Natürlich funktioniert das nur für den Nachrichtenkern, auf jede Hintergrundinformation muss der Leser verzichten. Oft sind drei Sätze eben nicht ausreichend - die meisten Nachrichten sind komplizierter. Für einen allerersten Überblick aber reicht es.

Die Grundannahme von Summly: Smartphone-Nutzer wollen sich in kurzer Zeit über viele Dinge informieren, die Websites von Medien mit ihren langen Artikeln sind einfach unpraktisch für unterwegs. Schon der Download einer solchen Nachrichtenseite kann dauern. Auf die Bedürfnisse von Smartphone-Nutzern setzen auch die Entwickler von Circa, einer App für News-Häppchen, oder die Macher der "Evening Edition ", einer auf mobile Nutzer ausgerichteten Tageszusammenfassung der Nachrichten.

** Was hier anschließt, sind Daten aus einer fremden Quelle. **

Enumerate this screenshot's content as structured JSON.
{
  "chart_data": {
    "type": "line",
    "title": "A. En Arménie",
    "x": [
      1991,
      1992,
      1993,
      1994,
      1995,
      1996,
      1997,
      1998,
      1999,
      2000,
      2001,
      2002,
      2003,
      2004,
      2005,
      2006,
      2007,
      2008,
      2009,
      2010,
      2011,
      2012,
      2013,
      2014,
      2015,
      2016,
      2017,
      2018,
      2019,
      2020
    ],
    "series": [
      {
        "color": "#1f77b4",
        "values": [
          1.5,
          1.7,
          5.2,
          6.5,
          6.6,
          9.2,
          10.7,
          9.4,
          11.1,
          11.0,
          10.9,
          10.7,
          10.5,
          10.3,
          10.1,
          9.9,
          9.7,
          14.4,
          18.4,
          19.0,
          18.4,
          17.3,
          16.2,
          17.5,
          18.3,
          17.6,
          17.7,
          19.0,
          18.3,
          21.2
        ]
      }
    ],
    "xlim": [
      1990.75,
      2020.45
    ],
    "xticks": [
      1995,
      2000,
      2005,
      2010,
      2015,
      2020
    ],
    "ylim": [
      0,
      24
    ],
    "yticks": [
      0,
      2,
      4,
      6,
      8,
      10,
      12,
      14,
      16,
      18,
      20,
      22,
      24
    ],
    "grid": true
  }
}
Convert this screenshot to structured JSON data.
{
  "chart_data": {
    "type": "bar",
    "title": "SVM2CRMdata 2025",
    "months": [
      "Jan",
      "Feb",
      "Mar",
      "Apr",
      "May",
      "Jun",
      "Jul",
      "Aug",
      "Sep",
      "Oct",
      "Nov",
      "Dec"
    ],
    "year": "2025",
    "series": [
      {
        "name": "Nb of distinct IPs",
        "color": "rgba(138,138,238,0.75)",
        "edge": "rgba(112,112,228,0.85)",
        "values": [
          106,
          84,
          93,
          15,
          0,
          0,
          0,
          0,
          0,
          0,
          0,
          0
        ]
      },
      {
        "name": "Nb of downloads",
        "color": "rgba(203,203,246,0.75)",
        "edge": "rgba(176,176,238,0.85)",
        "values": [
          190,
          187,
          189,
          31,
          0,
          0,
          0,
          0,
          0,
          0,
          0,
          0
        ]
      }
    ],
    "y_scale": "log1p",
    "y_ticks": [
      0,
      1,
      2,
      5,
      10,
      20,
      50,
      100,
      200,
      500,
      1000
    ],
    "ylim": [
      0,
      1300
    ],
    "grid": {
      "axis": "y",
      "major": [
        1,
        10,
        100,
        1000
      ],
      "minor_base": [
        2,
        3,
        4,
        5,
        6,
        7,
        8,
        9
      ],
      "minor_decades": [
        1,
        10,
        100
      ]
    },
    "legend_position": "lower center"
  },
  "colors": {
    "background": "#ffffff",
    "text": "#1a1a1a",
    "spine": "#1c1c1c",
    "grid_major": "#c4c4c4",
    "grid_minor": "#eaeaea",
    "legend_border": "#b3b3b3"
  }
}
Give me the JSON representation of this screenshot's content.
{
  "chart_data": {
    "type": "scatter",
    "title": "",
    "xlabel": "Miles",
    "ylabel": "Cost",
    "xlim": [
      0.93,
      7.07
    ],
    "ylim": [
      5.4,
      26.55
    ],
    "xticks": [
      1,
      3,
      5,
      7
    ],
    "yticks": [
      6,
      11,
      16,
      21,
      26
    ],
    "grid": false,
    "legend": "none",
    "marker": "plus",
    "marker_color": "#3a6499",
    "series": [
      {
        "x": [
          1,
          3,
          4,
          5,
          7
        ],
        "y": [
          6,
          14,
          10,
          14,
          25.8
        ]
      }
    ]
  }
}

Teilen-Menü von Summly: Die Oberfläche der App sieht elegant aus und reagiert schnell


Teilen-Menü von Summly: Die Oberfläche der App sieht elegant aus und reagiert schnell

Im Unterschied zu diesen redaktionellen Angeboten ist Summly eine Nachrichtenmaschine. Statt Journalisten entscheiden Algorithmen, welche Nachrichten nun wichtig sind - und wie sie gekürzt werden. Das wiederum unterscheidet Summly von Aggregatoren wie Flipboard, die Links aus sozialen Netzwerken oder von Websites auswerten und Fotos und Überschriften anzeigen.

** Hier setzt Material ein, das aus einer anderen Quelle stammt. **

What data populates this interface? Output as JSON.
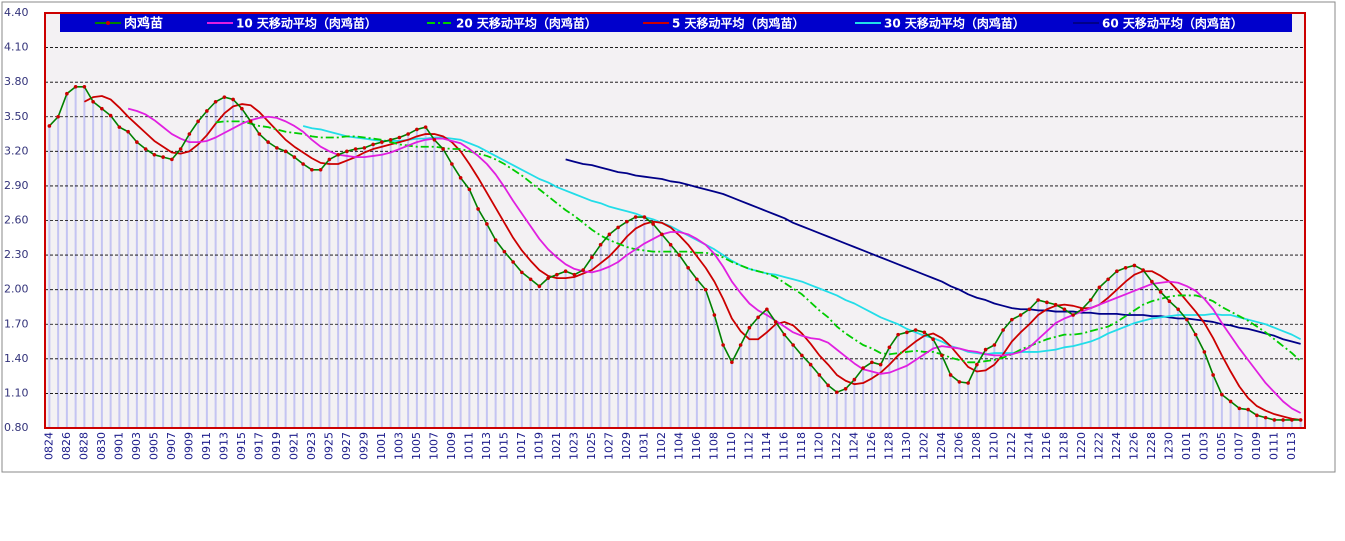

In einem Test gab Summly bei mehreren Wirtschaftsmeldungen als Quelle Google News an - tatsächlich handelte es sich bei den zusammengefassten Meldungen um Artikel von den Websites großer Tageszeitungen wie der "New York Times".

Summly sortiert die Nachrichten in Themengebiete. Für jedes lässt sich einstellen, in welcher der vorgegebenen Quellen Summly nach News suchen soll. Die Quellen von Summly lassen sich allerdings nicht frei wählen, das Unternehmen arbeitet mit Nachrichtenseiten zusammen, die ihre Artikel von der App zusammengefasst haben wollen. So sollen Nutzer auf Inhalte stoßen, die sie sonst nicht entdecken würden.

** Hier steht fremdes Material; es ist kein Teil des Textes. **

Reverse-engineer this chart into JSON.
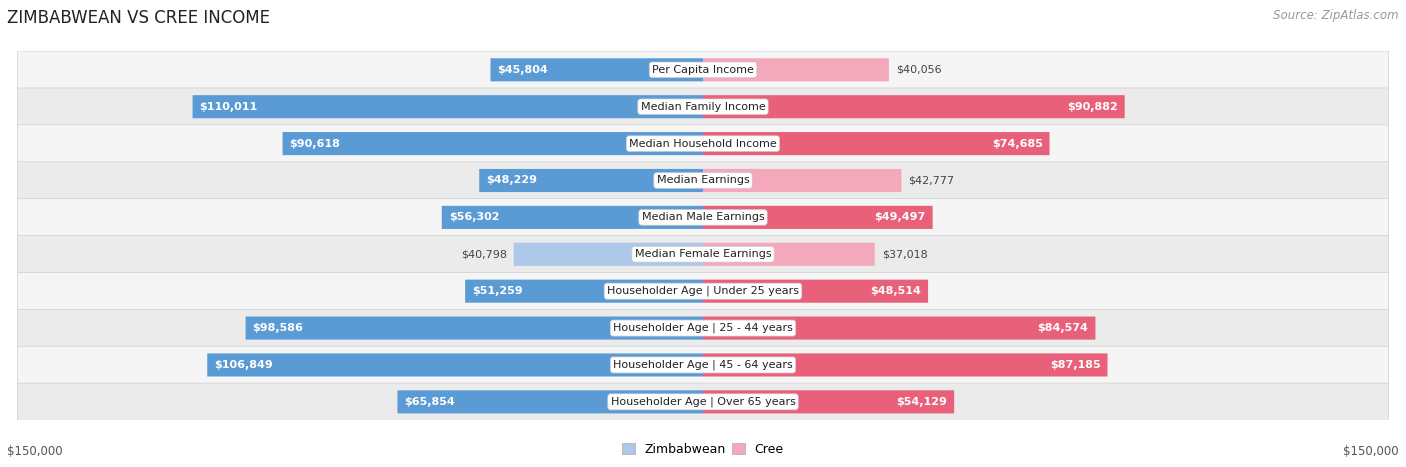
{
  "title": "ZIMBABWEAN VS CREE INCOME",
  "source": "Source: ZipAtlas.com",
  "categories": [
    "Per Capita Income",
    "Median Family Income",
    "Median Household Income",
    "Median Earnings",
    "Median Male Earnings",
    "Median Female Earnings",
    "Householder Age | Under 25 years",
    "Householder Age | 25 - 44 years",
    "Householder Age | 45 - 64 years",
    "Householder Age | Over 65 years"
  ],
  "zimbabwean_values": [
    45804,
    110011,
    90618,
    48229,
    56302,
    40798,
    51259,
    98586,
    106849,
    65854
  ],
  "cree_values": [
    40056,
    90882,
    74685,
    42777,
    49497,
    37018,
    48514,
    84574,
    87185,
    54129
  ],
  "zim_color_light": "#adc8e8",
  "zim_color_dark": "#5b9bd5",
  "cree_color_light": "#f4a8bc",
  "cree_color_dark": "#e8607a",
  "max_value": 150000,
  "inside_threshold": 0.3,
  "row_bg_light": "#f5f5f5",
  "row_bg_dark": "#ebebeb",
  "axis_label": "$150,000",
  "title_fontsize": 12,
  "source_fontsize": 8.5,
  "bar_label_fontsize": 8,
  "category_fontsize": 8
}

Außerdem kann der App aufgeben werden, nach eigens gewählten Themen zu suchen. Hält man seinen Finger länger über einer Meldung, fächert sich ein Menü auf. So lassen sich der Artikel und die Zusammenfassung über Twitter, Facebook oder E-Mail verbreiten oder in eine Favoritenliste speichern.

Mehr als eine Million Dollar  Startkapital soll D'Aloisio gesammelt haben. Bereits vor einem Jahr hatte der damals noch 15-Jährige seine Textkürzungs-App Trimit präsentiert. Im Dezember 2011 folgte ein erster Summly-Prototyp, nun steht die kostenlose App im iTunes-Store zum Download bereit .

Bisher gibt es Summly nur als iOS-App, Versionen für Android und andere mobile Betriebssysteme sollen folgen. Genau wie weitere Sprachversionen - und ein Geschäftsmodell.